İlim ve Medeniyet
Yeni Nesil Sosyal Bilimler Platformu
SAFEVİ DEVLETİ: ŞEYH CÜNEYD, ŞEYH HAYDAR VE ŞAH İSMAİL
Özet
Bu çalışmanın konusu Safeviler’in Şiileşme sürecidir. Makalede Sünni bir tarikat olan Safeviyye’nin, Şeyh Cüneyd ve Şeyh Haydar’ın siyasi ve askeri faaliyetleri sonucu Şah İsmail tarafından nasıl Şii bir devlet haline getirildiği ortaya konulmaya çalışılacaktır. Gerek tarikatın gelişiminde gerekse devletleşme sürecinde en önemli etkeni teşkil eden Türkmenlerin, Şiilikle benzeşen bazı ögeleri Anadolu’dan İran’a taşımaları ve bunun sonucunda Şah İsmail’in Şii bir devleti kurması, hem İslam tarihi hem de İran ve Türkiye tarihleri açısından önemini koruyan bir hadisedir.

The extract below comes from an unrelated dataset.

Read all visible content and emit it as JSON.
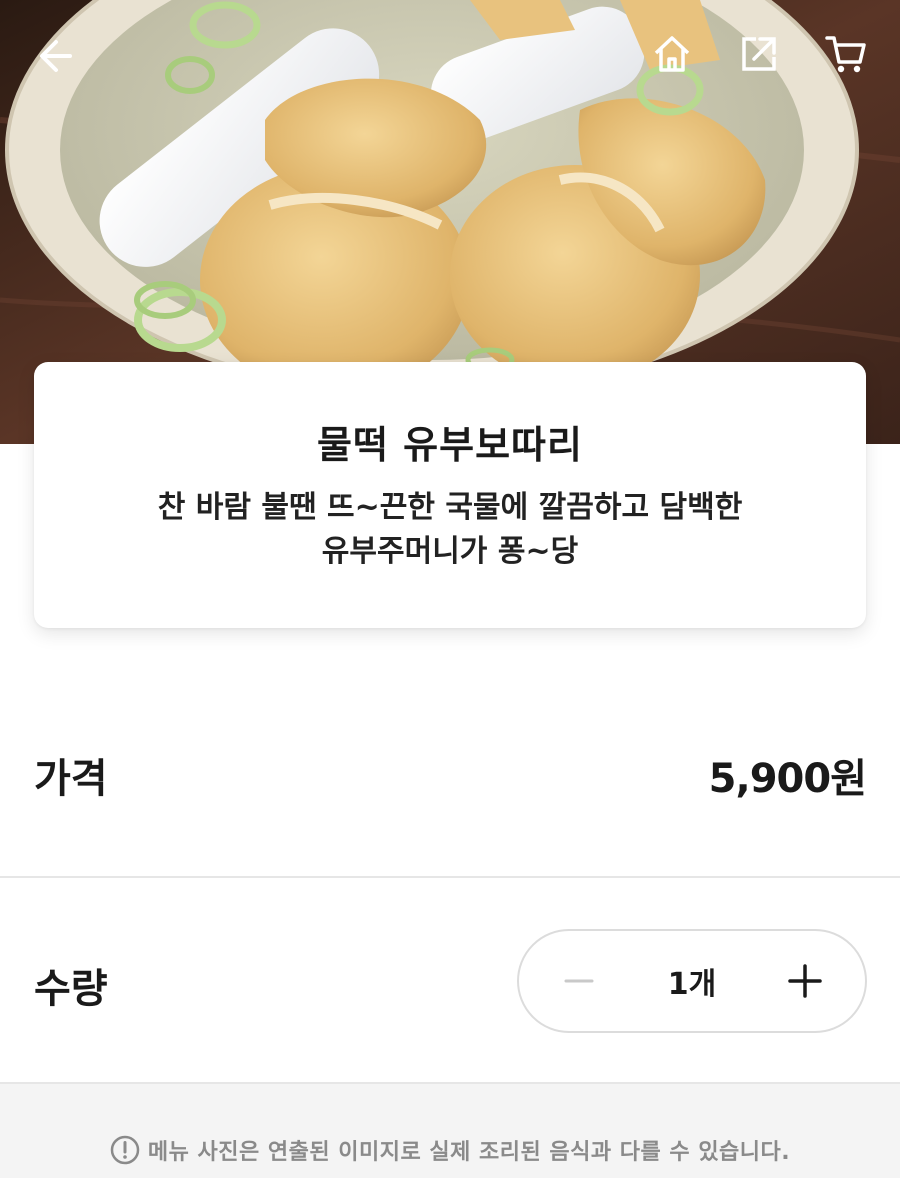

Anahtar Kelimeler: Safeviyye, Şeyh Cüneyd, Şeyh Haydar, Türkmenler, Şiilik, Şah İsmail.
Giriş
Şah İsmail tarafından 1501’de kurulan Safevi Devleti adını, merkezi Erdebil’de bulunan Safeviyye tarikatı şeyhi olan Safiyüddin’den almıştır. Safiyüddin’in etnik kimliği belirsizdir diyenler yanında, soyunun Hz. Ali’nin torunlarından ve yedinci imam olan Musa el-Kazım’a dayandığı da söyleyenler de vardır.[2]Faruk Sümer Safevi Hanedanı’nın seyyidlikle alakasının olmadığı, soyun Firuz Şah adlı Sincarlı bir Kürt’e dayandığını söylerken,[3] Mirza Abbaslı, Safeviler’in nesebi konusunda, İbn Bezzaz tarafından yazılan Safvetü’s-Safa’da birçok çelişkiler bulunduğunu ve kökenlerini Şia imamlarına ve Hz. Peygamber’e bağlamaya çalıştıklarının görüldüğünü, Safiyüddin’in asıl dedelerinin isimleri arasında Ebu Bekir, Osman ve Ömer olması, Hz. Aişe’ye dualarda bulunulmasının da dikkat çekici olduğunu söyler. Şayet şeyh Şii olsaydı; onun müridlerinden ve Camiü’t- Tevarih’in müellifi olan Reşidüddin Fazlulah’ın bundan bahsedeceğini bildirir. Ayrıca V. V. Bartold’un da şeyhin Sünni bir Şafii olduğu konusundaki görüşünü belirtir. İbn Bezzaz’da geçtiğine göre şeyhin aşırı görüşleri hoşgörmediği, bunun yanında çeşitli tarikat ve akımlara olumlu baktığını bu yüzden de farklı bölgelerden birçok mezhep ve tarikattan insanların (Şafii, Hanefi, Mevlevi, Kübrevi, İsnaaşeri ve İsmaili) ona geldiğini söyler.[4]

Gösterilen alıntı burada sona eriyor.